Subunit, Recombinant, or Conjugate Vaccines:
Contain specific parts of the pathogen (e.g., protein, polysaccharide).
Examples:
Hepatitis B vaccine, Human Papillomavirus (HPV) vaccine.
Advantages:
Fewer side effects.
Disadvantages:
May require multiple doses.
Toxoid Vaccines:
Contain inactivated toxins produced by bacteria.
Examples:
Diphtheria and Tetanus vaccines.
Advantages:
Targets toxin-mediated diseases.
Disadvantages:
Requires booster doses.
mRNA Vaccines:
Deliver genetic material encoding for pathogen proteins.
Examples:
COVID-19 vaccines (Pfizer-BioNTech, Moderna).
Advantages:
Rapid production.
Disadvantages:
Requires cold chain storage.
Vector-Based Vaccines:
Use a harmless virus to deliver genetic material.
Examples:
Johnson & Johnson COVID-19 vaccine.
Advantages:
Effective delivery system.
Disadvantages:
Immune interference by pre-existing vector immunity.
Mechanism of Immunization
Antigen Introduction:
The vaccine introduces antigens (weakened, killed, or part of a pathogen).
Immune Activation:
Antigens are recognized by antigen-presenting cells (APCs).

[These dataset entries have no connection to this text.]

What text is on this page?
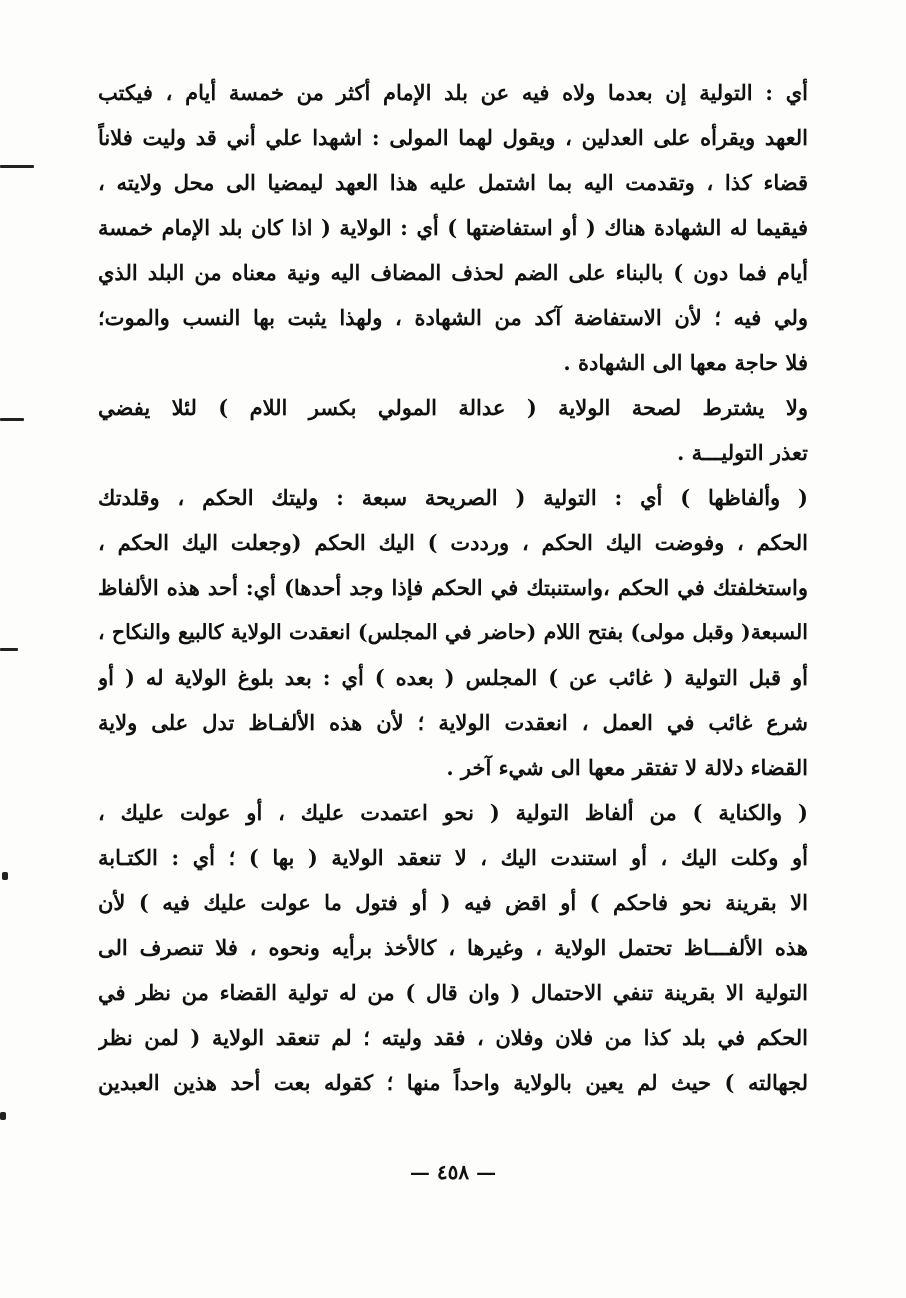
أي : التولية إن بعدما ولاه فيه عن بلد الإمام أكثر من خمسة أيام ، فيكتب
العهد ويقرأه على العدلين ، ويقول لهما المولى : اشهدا علي أني قد وليت فلاناً
قضاء كذا ، وتقدمت اليه بما اشتمل عليه هذا العهد ليمضيا الى محل ولايته ،
فيقيما له الشهادة هناك ( أو استفاضتها ) أي : الولاية ( اذا كان بلد الإمام خمسة
أيام فما دون ) بالبناء على الضم لحذف المضاف اليه ونية معناه من البلد الذي
ولي فيه ؛ لأن الاستفاضة آكد من الشهادة ، ولهذا يثبت بها النسب والموت؛
فلا حاجة معها الى الشهادة .
ولا يشترط لصحة الولاية ( عدالة المولي بكسر اللام ) لئلا يفضي
تعذر التوليـــة .
( وألفاظها ) أي : التولية ( الصريحة سبعة : وليتك الحكم ، وقلدتك
الحكم ، وفوضت اليك الحكم ، ورددت ) اليك الحكم (وجعلت اليك الحكم ،
واستخلفتك في الحكم ،واستنبتك في الحكم فإذا وجد أحدها) أي: أحد هذه الألفاظ
السبعة( وقبل مولى) بفتح اللام (حاضر في المجلس) انعقدت الولاية كالبيع والنكاح ،
أو قبل التولية ( غائب عن ) المجلس ( بعده ) أي : بعد بلوغ الولاية له ( أو
شرع غائب في العمل ، انعقدت الولاية ؛ لأن هذه الألفـاظ تدل على ولاية
القضاء دلالة لا تفتقر معها الى شيء آخر .
( والكناية ) من ألفاظ التولية ( نحو اعتمدت عليك ، أو عولت عليك ،
أو وكلت اليك ، أو استندت اليك ، لا تنعقد الولاية ( بها ) ؛ أي : الكتـابة
الا بقرينة نحو فاحكم ) أو اقض فيه ( أو فتول ما عولت عليك فيه ) لأن
هذه الألفـــاظ تحتمل الولاية ، وغيرها ، كالأخذ برأيه ونحوه ، فلا تنصرف الى
التولية الا بقرينة تنفي الاحتمال ( وان قال ) من له تولية القضاء من نظر في
الحكم في بلد كذا من فلان وفلان ، فقد وليته ؛ لم تنعقد الولاية ( لمن نظر
لجهالته ) حيث لم يعين بالولاية واحداً منها ؛ كقوله بعت أحد هذين العبدين
— ٤٥٨ —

APCs present antigens to T and B cells, activating them.
Antibody Production:
B cells produce specific antibodies against the antigen.
Memory Formation:
Memory cells are formed, enabling a faster and stronger immune response upon re-exposure to the pathogen.
Immunization Schedule
Purpose:
To ensure timely protection against vaccine-preventable diseases.
Examples of Key Vaccines in Routine Immunization:
BCG: Administered at birth to prevent tuberculosis.
Hepatitis B: Administered at birth and subsequent doses.
Pentavalent Vaccine: Protects against Diphtheria, Pertussis, Tetanus, Hepatitis B, and Hib.
Oral Polio Vaccine (OPV): Administered at birth and subsequent doses.
Measles, Mumps, Rubella (MMR): Administered at 9–12 months and a second dose later.
Benefits of Immunization
Prevention of Diseases:
Reduces morbidity and mortality from infectious diseases.
Examples: Polio eradication, reduction in measles deaths.
Herd Immunity:
Protects unvaccinated individuals by reducing the spread of infectious agents in a population.
Cost-Effectiveness:
Prevents the economic burden of treating preventable diseases.
Control of Outbreaks:
Vaccination during outbreaks (e.g., cholera, Ebola) limits the spread of the disease.
Challenges in Immunization
Vaccine Hesitancy:
Misinformation and fear of side effects lead to refusal or delay in vaccination.
Cold Chain Maintenance:
Many vaccines require specific storage conditions.
Global Inequity:
Unequal distribution of vaccines, especially in low-income countries.
Emerging Diseases:
Need for rapid development of vaccines for new pathogens (e.g., COVID-19).
Adverse Effects of Immunization
Common Side Effects:
Mild fever, redness, or swelling at the injection site.
Severe Reactions:
Anaphylaxis (rare).
Managed by immediate administration of epinephrine.
Vaccine-Associated Diseases:
Rare cases of disease caused by live-attenuated vaccines (e.g., vaccine-associated paralytic polio).
Examples of Vaccine-Preventable Diseases
Disease
Causative Agent
Vaccine Type
Example of Vaccine
Tuberculosis
Mycobacterium tuberculosis
Live-attenuated
BCG
Measles
Measles virus
Live-attenuated
MMR
Diphtheria
Corynebacterium diphtheriae
Toxoid
DPT
Hepatitis B
Hepatitis B virus
Subunit
Hepatitis B vaccine
COVID-19
SARS-CoV-2
mRNA, Vector-based
Pfizer-BioNTech, AstraZeneca
Future of Immunization
Development of Universal Vaccines:
Vaccines that target multiple strains or pathogens.
Therapeutic Vaccines:
Vaccines for non-infectious diseases (e.g., cancer, Alzheimer’s).